Individual lay persons and clergy who practice healing prayer regularly, often notice a gentle inward transformation in themselves and discover a deeper identity. Recorded here are a number of stories of individuals who receive healing prayer and are opened into a loving Source wherein they experience transformation. Not only do they know that they are cared for and loved, but they experience it first-hand in the prayers and laying on of hands.
A number of nurses and doctors who practice in the emerging field of Complementary Medicine, Alternative Medicine, or Integral Medicine point out that there is a difference between healing and curing. The goal of healing is to enable an ill person to become whole, whereas curing focuses on recovery from illness and the alleviation of symptoms. A person slowly dying may have a courageous attitude toward their situation and demonstrate a beautiful inner wholeness. Such an individual is not cured, but dies a whole person who is, in that sense, “healed.” This is a helpful distinction between healing and curing. Sometimes prayers are not answered in the way they are asked, and that is part of the mystery of God’s grace.

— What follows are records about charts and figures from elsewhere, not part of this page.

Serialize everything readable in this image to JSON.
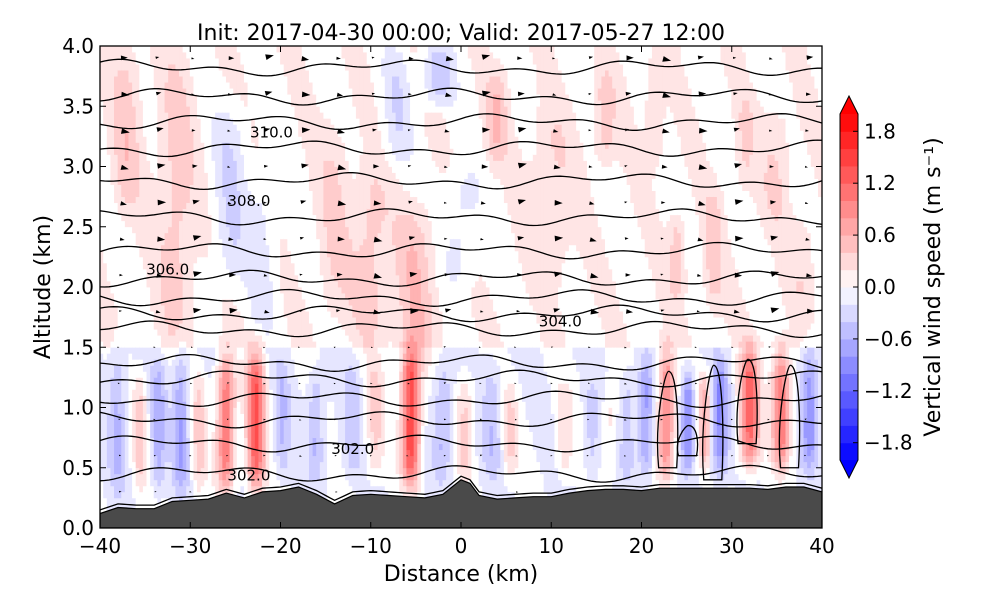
{
  "chart_data": {
    "type": "heatmap",
    "title": "Init: 2017-04-30 00:00; Valid: 2017-05-27 12:00",
    "xlabel": "Distance (km)",
    "ylabel": "Altitude (km)",
    "xlim": [
      -40,
      40
    ],
    "ylim": [
      0.0,
      4.0
    ],
    "xticks": [
      -40,
      -30,
      -20,
      -10,
      0,
      10,
      20,
      30,
      40
    ],
    "xtick_labels": [
      "−40",
      "−30",
      "−20",
      "−10",
      "0",
      "10",
      "20",
      "30",
      "40"
    ],
    "yticks": [
      0.0,
      0.5,
      1.0,
      1.5,
      2.0,
      2.5,
      3.0,
      3.5,
      4.0
    ],
    "ytick_labels": [
      "0.0",
      "0.5",
      "1.0",
      "1.5",
      "2.0",
      "2.5",
      "3.0",
      "3.5",
      "4.0"
    ],
    "colorbar": {
      "label": "Vertical wind speed (m s⁻¹)",
      "range": [
        -2.0,
        2.0
      ],
      "ticks": [
        1.8,
        1.2,
        0.6,
        0.0,
        -0.6,
        -1.2,
        -1.8
      ],
      "tick_labels": [
        "1.8",
        "1.2",
        "0.6",
        "0.0",
        "−0.6",
        "−1.2",
        "−1.8"
      ],
      "colormap": "bwr",
      "extend": "both"
    },
    "contour_labels": [
      {
        "text": "310.0",
        "x": -21,
        "y": 3.28
      },
      {
        "text": "308.0",
        "x": -23.5,
        "y": 2.71
      },
      {
        "text": "306.0",
        "x": -32.5,
        "y": 2.14
      },
      {
        "text": "304.0",
        "x": 11,
        "y": 1.71
      },
      {
        "text": "302.0",
        "x": -23.5,
        "y": 0.43
      },
      {
        "text": "302.0",
        "x": -12,
        "y": 0.65
      }
    ],
    "isentrope_levels": [
      0.13,
      0.45,
      0.7,
      0.9,
      1.07,
      1.24,
      1.37,
      1.65,
      1.78,
      1.91,
      2.07,
      2.3,
      2.58,
      2.88,
      3.15,
      3.37,
      3.58,
      3.82
    ],
    "terrain": {
      "x": [
        -40,
        -38,
        -36,
        -34,
        -32,
        -30,
        -28,
        -26,
        -24,
        -22,
        -20,
        -18,
        -16,
        -14,
        -12,
        -10,
        -8,
        -6,
        -4,
        -2,
        0,
        1,
        2,
        4,
        6,
        8,
        10,
        12,
        14,
        16,
        18,
        20,
        22,
        24,
        26,
        28,
        30,
        32,
        34,
        36,
        38,
        40
      ],
      "y": [
        0.12,
        0.17,
        0.16,
        0.16,
        0.22,
        0.23,
        0.24,
        0.29,
        0.25,
        0.3,
        0.31,
        0.34,
        0.28,
        0.2,
        0.27,
        0.28,
        0.27,
        0.26,
        0.25,
        0.28,
        0.4,
        0.37,
        0.27,
        0.24,
        0.25,
        0.26,
        0.26,
        0.29,
        0.31,
        0.32,
        0.32,
        0.31,
        0.33,
        0.33,
        0.33,
        0.33,
        0.33,
        0.33,
        0.32,
        0.34,
        0.34,
        0.3
      ],
      "color": "#4a4a4a"
    },
    "vertical_wind_bands": [
      {
        "x": -38,
        "w": 0.9,
        "amp": -0.45,
        "y0": 0.3,
        "y1": 1.5
      },
      {
        "x": -35.5,
        "w": 0.7,
        "amp": 0.45,
        "y0": 0.3,
        "y1": 1.3
      },
      {
        "x": -33.5,
        "w": 0.8,
        "amp": -0.5,
        "y0": 0.3,
        "y1": 1.4
      },
      {
        "x": -31,
        "w": 0.9,
        "amp": -0.6,
        "y0": 0.3,
        "y1": 1.5
      },
      {
        "x": -29,
        "w": 0.8,
        "amp": 0.45,
        "y0": 0.3,
        "y1": 1.3
      },
      {
        "x": -26,
        "w": 1.0,
        "amp": 1.2,
        "y0": 0.3,
        "y1": 1.45
      },
      {
        "x": -22.7,
        "w": 1.0,
        "amp": 1.4,
        "y0": 0.3,
        "y1": 1.5
      },
      {
        "x": -19.8,
        "w": 0.8,
        "amp": -0.4,
        "y0": 0.4,
        "y1": 1.4
      },
      {
        "x": -16,
        "w": 0.9,
        "amp": -0.45,
        "y0": 0.4,
        "y1": 1.3
      },
      {
        "x": -12,
        "w": 1.0,
        "amp": -0.3,
        "y0": 0.4,
        "y1": 1.4
      },
      {
        "x": -9.5,
        "w": 1.0,
        "amp": 0.45,
        "y0": 0.4,
        "y1": 1.4
      },
      {
        "x": -5.5,
        "w": 1.0,
        "amp": 1.6,
        "y0": 0.35,
        "y1": 1.5
      },
      {
        "x": -2,
        "w": 1.0,
        "amp": -0.45,
        "y0": 0.4,
        "y1": 1.4
      },
      {
        "x": 0.5,
        "w": 0.9,
        "amp": 0.45,
        "y0": 0.4,
        "y1": 1.3
      },
      {
        "x": 3.5,
        "w": 1.0,
        "amp": -0.35,
        "y0": 0.4,
        "y1": 1.4
      },
      {
        "x": 5.5,
        "w": 0.8,
        "amp": 0.4,
        "y0": 0.4,
        "y1": 1.2
      },
      {
        "x": 11.5,
        "w": 0.9,
        "amp": 0.35,
        "y0": 0.4,
        "y1": 1.2
      },
      {
        "x": 14.5,
        "w": 0.8,
        "amp": -0.3,
        "y0": 0.4,
        "y1": 1.2
      },
      {
        "x": 16.5,
        "w": 0.8,
        "amp": 0.3,
        "y0": 0.4,
        "y1": 1.2
      },
      {
        "x": 18.5,
        "w": 0.8,
        "amp": -0.35,
        "y0": 0.4,
        "y1": 1.3
      },
      {
        "x": 20.5,
        "w": 0.8,
        "amp": -0.65,
        "y0": 0.4,
        "y1": 1.4
      },
      {
        "x": 22.8,
        "w": 0.9,
        "amp": 1.1,
        "y0": 0.4,
        "y1": 1.5
      },
      {
        "x": 25.2,
        "w": 0.7,
        "amp": -0.85,
        "y0": 0.5,
        "y1": 1.3
      },
      {
        "x": 27,
        "w": 0.7,
        "amp": 0.7,
        "y0": 0.5,
        "y1": 1.3
      },
      {
        "x": 28.7,
        "w": 0.9,
        "amp": -0.8,
        "y0": 0.4,
        "y1": 1.4
      },
      {
        "x": 32,
        "w": 1.1,
        "amp": 1.3,
        "y0": 0.5,
        "y1": 1.5
      },
      {
        "x": 35.5,
        "w": 1.0,
        "amp": 1.2,
        "y0": 0.5,
        "y1": 1.5
      },
      {
        "x": 38.7,
        "w": 0.9,
        "amp": -0.75,
        "y0": 0.5,
        "y1": 1.5
      },
      {
        "x": -37,
        "w": 1.6,
        "amp": 0.35,
        "y0": 2.6,
        "y1": 4.0
      },
      {
        "x": -31.5,
        "w": 2.0,
        "amp": 0.35,
        "y0": 1.5,
        "y1": 3.9
      },
      {
        "x": -25.5,
        "w": 1.8,
        "amp": -0.35,
        "y0": 2.0,
        "y1": 3.5
      },
      {
        "x": -22,
        "w": 1.6,
        "amp": -0.25,
        "y0": 1.6,
        "y1": 3.0
      },
      {
        "x": -14,
        "w": 1.8,
        "amp": 0.25,
        "y0": 1.7,
        "y1": 3.4
      },
      {
        "x": -10,
        "w": 2.0,
        "amp": 0.35,
        "y0": 1.5,
        "y1": 3.0
      },
      {
        "x": -7,
        "w": 1.5,
        "amp": -0.3,
        "y0": 3.0,
        "y1": 4.0
      },
      {
        "x": -5,
        "w": 2.2,
        "amp": 0.4,
        "y0": 1.3,
        "y1": 2.7
      },
      {
        "x": -2.5,
        "w": 1.6,
        "amp": -0.5,
        "y0": 3.5,
        "y1": 4.0
      },
      {
        "x": 0,
        "w": 2.0,
        "amp": -0.25,
        "y0": 2.0,
        "y1": 3.0
      },
      {
        "x": 4,
        "w": 1.2,
        "amp": 0.4,
        "y0": 3.0,
        "y1": 3.8
      },
      {
        "x": 10,
        "w": 2.4,
        "amp": 0.25,
        "y0": 2.0,
        "y1": 3.5
      },
      {
        "x": 16,
        "w": 1.2,
        "amp": 0.35,
        "y0": 3.0,
        "y1": 3.8
      },
      {
        "x": 21.5,
        "w": 1.0,
        "amp": 0.3,
        "y0": 3.0,
        "y1": 3.9
      },
      {
        "x": 24,
        "w": 0.9,
        "amp": 0.4,
        "y0": 1.9,
        "y1": 2.6
      },
      {
        "x": 28,
        "w": 1.0,
        "amp": 0.35,
        "y0": 1.8,
        "y1": 2.8
      },
      {
        "x": 31.5,
        "w": 1.0,
        "amp": 0.25,
        "y0": 2.8,
        "y1": 3.6
      },
      {
        "x": 35,
        "w": 1.6,
        "amp": 0.25,
        "y0": 2.5,
        "y1": 3.5
      },
      {
        "x": 38,
        "w": 1.5,
        "amp": 0.2,
        "y0": 1.8,
        "y1": 2.6
      }
    ]
  }
}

In a larger context the healing force/energy of God takes different forms. In one form it can lift the burden of pain from an individual who is ill, as reported in these pages. In another form this same loving force/energy of God can help to heal a sick society that is suffering from racism. In the 1950s and '60s Martin Luther King Jr. functioned as a healer for a sick society. The loving force/energy of God is the same whether healing a sick individual or a sick society; it just manifests in a different form. Love is the bottom line in both kinds of healing,
This book describes how the loving force/energy of God and Christ function in community by alleviating pain and bringing wholeness. The ministry of healing can help any congregation to become a more compassionate community. Interviews with individuals and stories of transformation in this book describe how compassion is empowered by prayer and how healing is enabled by the grace of God. Any individual or congregation can learn to cooperate with grace by learning to offer healing prayer as a spiritual discipline. The healing itself is in God’s hands.